Blutiges Moby-Video "Hühner haben auch Gefühle"
Richard Melville Hall ist so eine Art Super-Nerd. Der 42-jährige New Yorker, der es als DJ, Sänger und Techno-Musiker Moby zu Weltruhm gebracht hat, erfüllt alle Kriterien, die Testosteron-trunkene Machos und selbsterklärte Coolness-Pächter zur Weißglut treibt: Er trägt eine Intellektuellen-Brille zur modischen Glatze, ist seit Jahren überzeugter Veganer, äußert sich oft und gerne im Internet zu politischen Themen, hasst George W. Bush und alles, wofür der republikanische US-Präsident steht - und feiert regelmäßig Erfolge in den Pop-Charts und bei hübschen Frauen.
So zog der Nachfahre des Schriftstellers Herman Melville ("Moby Dick") unlängst sogar den Zorn der ähnlich nerdig veranlagten "Stars Wars"-Fangemeinde auf sich, weil er eine kurzzeitige Romanze mit Natalie Portman gehabt haben soll. Die Schauspielerin gibt in der Science-Fiction-Saga die liebliche Prinzessin Amidala - und soll sich nach Meinung der Fans offenbar nicht mit blässlichen Veganern einlassen. Bisher war Moby vor allem Zielscheibe des Spottes seiner Musiker-Kollegen. Legendär sind die medialen Schmäh-Gefechte, die er sich mit Rapper Eminem und der britischen Rüpelband Oasis lieferte.
Kritik pariert Moby gerne mit überzeugtem Gutmenschentum. So sagt er zur Veröffentlichung des kontroversen Videos zu seiner neuen Single "Disco Lies": "Ich finde es wichtig, über Verantwortung nachzudenken. Jeder Mensch trägt Verantwortung für das, was er tut. Hühner haben auch Gefühle. Die Hühner in den Legebatterien - sie leiden."
Mit dem Clip, in dem ein der Schlachtbank entronnenes Hühnchen blutige Rache an einem Fast-Food-Kettenbetreiber übt, will Moby, der sich schon länger für Tierrechte einsetzt, ein Statement gegen die Fleischindustrie machen. Er sagt: "Die Fleischproduktion trägt maßgeblich zur hohen CO2-Emission bei. Die Viehzucht verursacht mehr Treibhausgase als das Autofahren. Es ärgert mich, dass dieser Punkt in der ganzen Diskussion um die globale Erwärmung kaum zur Sprache kommt!" Eine geschnittene Fassung ist bereits bei MTV zu sehen, die unzensierte Version des Clips gibt es nur bei SPIEGEL ONLINE.

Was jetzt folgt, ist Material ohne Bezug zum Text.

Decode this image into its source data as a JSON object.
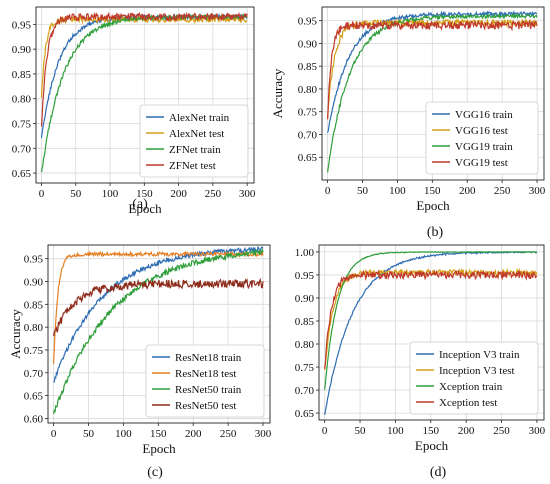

Natürlich ist das alles nicht nur lobenswertes gesellschaftliches Engagement, sondern vor allem auch Werbung in eigener Sache. Die Single erscheint am 14. März, das zugehörige Album "Last Night" zwei Wochen später. Darauf gibt sich Moby dann allerdings ganz hedonistisch: Die Konzept-Platte ist ein chronologischer Streifzug durch einen typischen New Yorker Club-Abend.